A is for Arlington National Cemetery.
Everyone is familiar with Arlington National Cemetery, but the story behind it is pretty strange.
The property was originally owned by George Washington’s step-grandson, George Washington Parke Custis (photo), who built the Arlington House on the property in 1802. George Custis spent a sizable portion of his inheritance to build the palatial home. He married Mary Lee Fitzhugh and had only one child who survived to adulthood – a daughter named Mary Anna Custis.
In 1831, Mary Anna married none other than Robert E. Lee. Here is a photo of Mary Anna and her son Robert E. Lee Jr., who looks like a little girl if you ask me. The couple moved into the Arlington House with her family.
In 1857, George Custis died, leaving the house to Mary Anna’s son, George Washington Lee. Robert E. Lee was the executor of George Custis’s will, and took a three-year leave of absence from the army to make needed repairs to the property. Strangely, the will also dictated that all slaves should be freed within five years of George Custis’s death. Robert E Lee did so, setting the slaves free in December of 1862.
For thirty years, the Lees made their home at Arlington, and here’s where the story takes a sour turn.
As everyone knows, the American Civil War began in 1861. Robert E. Lee resigned his position in the army and joined the Confederate forces. He went away to serve the Confederacy and Mary Anna moved in with family on May 14, confident that federal forces would soon take over her beloved home. She was correct. They occupied Arlington on May 24.
In 1863, the government passed a law that property taxes needed to be paid in person. I doubt Lee could walk into a federal office and not be arrested, besides, he was a little busy at the time. The government seize the property for non-payment of taxes. By the end of the war, the government decided to turn the property into a federal cemetery, assuring that Lee would never return to it.

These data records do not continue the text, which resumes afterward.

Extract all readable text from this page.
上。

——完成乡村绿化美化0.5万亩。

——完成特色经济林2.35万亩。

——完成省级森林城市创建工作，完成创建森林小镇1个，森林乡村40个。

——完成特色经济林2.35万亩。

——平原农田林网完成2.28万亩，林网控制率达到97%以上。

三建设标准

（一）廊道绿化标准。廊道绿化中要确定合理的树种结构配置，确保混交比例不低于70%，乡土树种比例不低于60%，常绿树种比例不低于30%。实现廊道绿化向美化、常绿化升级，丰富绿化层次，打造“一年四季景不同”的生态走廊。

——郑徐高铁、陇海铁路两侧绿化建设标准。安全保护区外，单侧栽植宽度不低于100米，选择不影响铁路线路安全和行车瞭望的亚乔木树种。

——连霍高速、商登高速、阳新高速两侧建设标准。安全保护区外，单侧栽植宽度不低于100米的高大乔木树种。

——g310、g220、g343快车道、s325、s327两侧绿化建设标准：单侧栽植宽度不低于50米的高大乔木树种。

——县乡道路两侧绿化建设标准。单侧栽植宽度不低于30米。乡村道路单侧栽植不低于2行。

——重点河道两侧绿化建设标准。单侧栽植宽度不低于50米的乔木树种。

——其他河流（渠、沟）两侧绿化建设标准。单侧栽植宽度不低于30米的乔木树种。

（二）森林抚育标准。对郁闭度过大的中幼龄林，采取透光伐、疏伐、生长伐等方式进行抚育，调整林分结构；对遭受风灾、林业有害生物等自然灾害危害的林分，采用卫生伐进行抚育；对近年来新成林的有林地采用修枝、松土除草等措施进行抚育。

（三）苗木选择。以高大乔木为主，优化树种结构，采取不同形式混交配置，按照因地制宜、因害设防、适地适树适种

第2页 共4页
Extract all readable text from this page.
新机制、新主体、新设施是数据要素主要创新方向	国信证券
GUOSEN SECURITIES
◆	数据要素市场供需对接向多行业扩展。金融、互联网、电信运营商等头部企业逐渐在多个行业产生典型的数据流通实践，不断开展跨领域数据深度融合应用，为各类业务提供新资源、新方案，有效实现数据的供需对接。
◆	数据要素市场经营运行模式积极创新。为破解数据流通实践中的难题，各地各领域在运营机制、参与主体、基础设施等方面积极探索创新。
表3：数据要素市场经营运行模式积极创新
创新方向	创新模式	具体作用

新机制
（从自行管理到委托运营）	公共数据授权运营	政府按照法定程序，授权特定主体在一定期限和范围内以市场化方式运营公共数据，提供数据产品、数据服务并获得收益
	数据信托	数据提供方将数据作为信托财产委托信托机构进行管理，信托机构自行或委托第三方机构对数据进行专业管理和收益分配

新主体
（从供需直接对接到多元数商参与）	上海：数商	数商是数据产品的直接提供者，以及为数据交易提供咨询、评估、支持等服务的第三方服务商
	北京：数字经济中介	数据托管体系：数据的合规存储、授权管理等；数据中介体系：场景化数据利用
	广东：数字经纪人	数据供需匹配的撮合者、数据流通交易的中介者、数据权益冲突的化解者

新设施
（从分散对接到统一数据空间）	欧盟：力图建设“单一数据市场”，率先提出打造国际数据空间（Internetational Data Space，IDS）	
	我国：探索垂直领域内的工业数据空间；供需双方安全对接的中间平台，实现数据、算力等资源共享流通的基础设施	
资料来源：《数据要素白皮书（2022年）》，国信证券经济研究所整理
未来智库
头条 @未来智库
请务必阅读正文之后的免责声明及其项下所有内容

He didn’t. He died in 1870 without ever returning to Arlington. Mary Anna only returned to the home once before her death in 1873, but she refused to enter the house, too upset at its condition. Their son eventually sued the federal government for his property, and after going all the way to the Supreme Court, he won compensation in the amount of $150,000, about $3.5 million in today’s money.
In 1955, the government finally recognized Robert E. Lee, designating Arlington House as a permanent memorial.